To optimize your outcome over time, you need to monitor customers' expectations on an ongoing basis; simply assuming that current service goals will remain static isn't good enough. The situation is dynamic, and when customers' expectations change, the service provider needs to recognize and respond to the changes.

To achieve this goal, measure both performance and desired outcomes. You can measure customers' expectations by conducting customer feedback surveys and by monitoring customer responses to changes in price or other factors that affect the delivery of services. Companies use a variety of traditional surveys and Web-based monitoring tools to measure sales and customer relationship effectiveness and to keep track of performance at many levels. You must measure service activities for aspects such as cost, duration, human effort, and quality. You also need to measure progress toward the outcomes that both the customer and the stakeholders had in mind when the service was established.

Gaining Control of Services and Service Components

If you want to optimize a service, you have to optimize the whole service rather than each individual service component. In the ATM example, there's little point in ensuring that the ATM is always well stocked with money if the system that provides information about the customers' bank balances fails. You have to optimize the ensemble of services holistically.

The activities that deliver a service usually can be broken into multiple other activities. You can consider each of these component services to be a service in its own right, in which case it also has a customer. The customer for each component service isn't the ultimate customer of the whole service, however, but simply the receiver of its outputs.

This relationship gets very complicated. If you consider an ATM service, you can envisage a whole set of coordinated component services, such as the marketing of certificates of deposit (CDs) and the provision of insurance forms. Suppose that the marketing department of ABC Financial has added some new screens to the ATM and that each screen is backed by a new component service. The two component services −marketing CDs and providing insurance forms −are actual services that a human teller might provide, and the ATM has been programmed to provide a form of these services as well. The consumer receives the outputs and benefits by getting answers to questions immediately rather than waiting to speak with a teller.

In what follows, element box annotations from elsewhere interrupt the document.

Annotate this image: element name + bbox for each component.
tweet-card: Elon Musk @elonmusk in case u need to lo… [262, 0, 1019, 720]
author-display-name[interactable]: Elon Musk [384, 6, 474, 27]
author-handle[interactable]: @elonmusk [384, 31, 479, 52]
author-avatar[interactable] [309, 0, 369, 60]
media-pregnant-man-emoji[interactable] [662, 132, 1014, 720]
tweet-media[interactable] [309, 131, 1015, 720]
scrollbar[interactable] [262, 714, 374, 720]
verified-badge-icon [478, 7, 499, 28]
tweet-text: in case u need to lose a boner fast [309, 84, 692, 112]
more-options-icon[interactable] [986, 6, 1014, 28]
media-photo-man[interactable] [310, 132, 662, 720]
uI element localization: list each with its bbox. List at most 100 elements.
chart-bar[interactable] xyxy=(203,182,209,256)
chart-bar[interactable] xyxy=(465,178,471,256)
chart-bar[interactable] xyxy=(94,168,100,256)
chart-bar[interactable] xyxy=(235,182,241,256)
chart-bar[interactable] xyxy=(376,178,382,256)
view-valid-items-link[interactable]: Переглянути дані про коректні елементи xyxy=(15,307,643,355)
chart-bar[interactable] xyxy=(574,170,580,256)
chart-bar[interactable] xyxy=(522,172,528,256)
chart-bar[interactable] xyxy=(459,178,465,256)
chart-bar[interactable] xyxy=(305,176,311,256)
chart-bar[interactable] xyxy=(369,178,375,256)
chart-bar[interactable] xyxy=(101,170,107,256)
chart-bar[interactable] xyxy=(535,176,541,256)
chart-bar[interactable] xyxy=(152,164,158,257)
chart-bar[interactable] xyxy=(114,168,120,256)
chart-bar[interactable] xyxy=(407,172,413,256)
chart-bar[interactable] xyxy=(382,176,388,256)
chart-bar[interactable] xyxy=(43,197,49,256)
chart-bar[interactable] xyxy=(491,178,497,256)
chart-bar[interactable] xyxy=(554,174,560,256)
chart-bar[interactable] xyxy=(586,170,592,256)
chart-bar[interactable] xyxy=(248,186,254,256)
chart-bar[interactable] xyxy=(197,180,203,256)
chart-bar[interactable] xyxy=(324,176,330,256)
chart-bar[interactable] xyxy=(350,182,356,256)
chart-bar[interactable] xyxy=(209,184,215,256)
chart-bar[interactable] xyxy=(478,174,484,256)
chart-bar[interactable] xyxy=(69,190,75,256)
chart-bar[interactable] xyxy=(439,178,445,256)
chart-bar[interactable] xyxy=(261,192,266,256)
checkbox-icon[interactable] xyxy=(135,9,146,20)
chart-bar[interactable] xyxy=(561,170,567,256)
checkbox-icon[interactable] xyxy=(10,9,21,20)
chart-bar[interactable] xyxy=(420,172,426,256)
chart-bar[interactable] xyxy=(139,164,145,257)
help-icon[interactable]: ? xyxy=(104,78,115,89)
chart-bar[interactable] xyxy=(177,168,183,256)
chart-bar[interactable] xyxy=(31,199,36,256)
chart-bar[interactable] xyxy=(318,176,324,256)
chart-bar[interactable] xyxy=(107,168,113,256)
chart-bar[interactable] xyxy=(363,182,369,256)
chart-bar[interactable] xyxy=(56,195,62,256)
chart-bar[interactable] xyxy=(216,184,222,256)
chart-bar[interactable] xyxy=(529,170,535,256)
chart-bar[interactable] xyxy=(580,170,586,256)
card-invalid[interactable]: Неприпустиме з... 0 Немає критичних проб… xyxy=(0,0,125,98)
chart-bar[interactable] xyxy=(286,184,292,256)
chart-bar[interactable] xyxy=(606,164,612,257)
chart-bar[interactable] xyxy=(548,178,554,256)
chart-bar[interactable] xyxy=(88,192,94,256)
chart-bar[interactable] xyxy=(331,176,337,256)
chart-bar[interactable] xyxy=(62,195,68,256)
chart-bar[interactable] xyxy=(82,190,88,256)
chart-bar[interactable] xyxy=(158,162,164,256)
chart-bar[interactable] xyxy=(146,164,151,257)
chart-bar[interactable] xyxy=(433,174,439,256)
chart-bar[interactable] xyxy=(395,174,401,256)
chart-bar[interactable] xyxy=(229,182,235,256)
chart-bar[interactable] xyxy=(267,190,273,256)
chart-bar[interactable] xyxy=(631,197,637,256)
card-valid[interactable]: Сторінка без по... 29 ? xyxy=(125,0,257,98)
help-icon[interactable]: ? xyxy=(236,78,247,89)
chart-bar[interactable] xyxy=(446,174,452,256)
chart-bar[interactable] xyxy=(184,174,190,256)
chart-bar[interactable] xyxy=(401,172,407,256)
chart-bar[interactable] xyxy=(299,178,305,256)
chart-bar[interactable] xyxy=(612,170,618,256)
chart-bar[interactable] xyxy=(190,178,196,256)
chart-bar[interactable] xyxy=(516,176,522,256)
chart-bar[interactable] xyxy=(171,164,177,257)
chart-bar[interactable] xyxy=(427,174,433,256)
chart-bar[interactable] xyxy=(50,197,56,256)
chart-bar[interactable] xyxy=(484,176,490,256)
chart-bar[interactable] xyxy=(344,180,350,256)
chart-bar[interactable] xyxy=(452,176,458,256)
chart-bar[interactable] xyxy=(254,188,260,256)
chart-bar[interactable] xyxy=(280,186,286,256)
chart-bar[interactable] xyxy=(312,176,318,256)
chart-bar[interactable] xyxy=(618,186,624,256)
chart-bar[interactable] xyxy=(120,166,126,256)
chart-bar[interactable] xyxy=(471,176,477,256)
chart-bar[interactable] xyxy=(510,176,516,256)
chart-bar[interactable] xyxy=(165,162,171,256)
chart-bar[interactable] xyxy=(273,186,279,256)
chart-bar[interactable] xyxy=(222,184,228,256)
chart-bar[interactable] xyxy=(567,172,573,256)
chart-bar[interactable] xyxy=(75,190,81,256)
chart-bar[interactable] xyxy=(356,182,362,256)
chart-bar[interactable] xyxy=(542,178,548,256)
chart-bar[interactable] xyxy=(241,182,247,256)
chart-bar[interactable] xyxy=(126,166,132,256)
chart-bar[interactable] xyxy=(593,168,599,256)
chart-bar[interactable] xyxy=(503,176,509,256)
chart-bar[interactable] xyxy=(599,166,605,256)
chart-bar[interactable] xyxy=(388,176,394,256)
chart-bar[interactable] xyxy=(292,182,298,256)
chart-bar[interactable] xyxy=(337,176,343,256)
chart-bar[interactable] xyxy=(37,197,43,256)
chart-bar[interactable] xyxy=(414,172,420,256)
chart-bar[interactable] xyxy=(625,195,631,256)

The same is true for service providers and consumers. Customers have customers who have customers. Suppliers have suppliers who have suppliers. The extent of the service management system almost reverberates into eternity. Individual people both give and receive service all day long, and it's human nature to worry about the part of the service management system that you control. In today's complex world, however, you also need to care about the connections among services and the dependencies among services. In other words, if your supplier takes a risk, it's your risk too.

Consider the activity or service of delivering cash to the ATM. The ATM has a defined service to dispense cash. A key performance indicator (KPI) for this service component includes delivery of the right amount of cash within an acceptable time frame. This activity is only a piece of the whole picture, however; additional services fill out the full set of activities. The security of the transaction, for example, is imperative to the ATM service as a whole, and the security service has its own set of KPIs. Therefore, the entire ATM service to customers incorporates a whole set of KPIs, as illustrated in Figure 3-3. This situation is true for all other component services. Consequently, if the KPIs for the whole service change, you also need to adjust the component KPIs.

Service components as services' assets and tools.

Figure 3.3. Service components as services' assets and tools.

Note

To optimize a service, you have to optimize the whole service across all interdependent component services. Optimizing select components out of context isn't enough.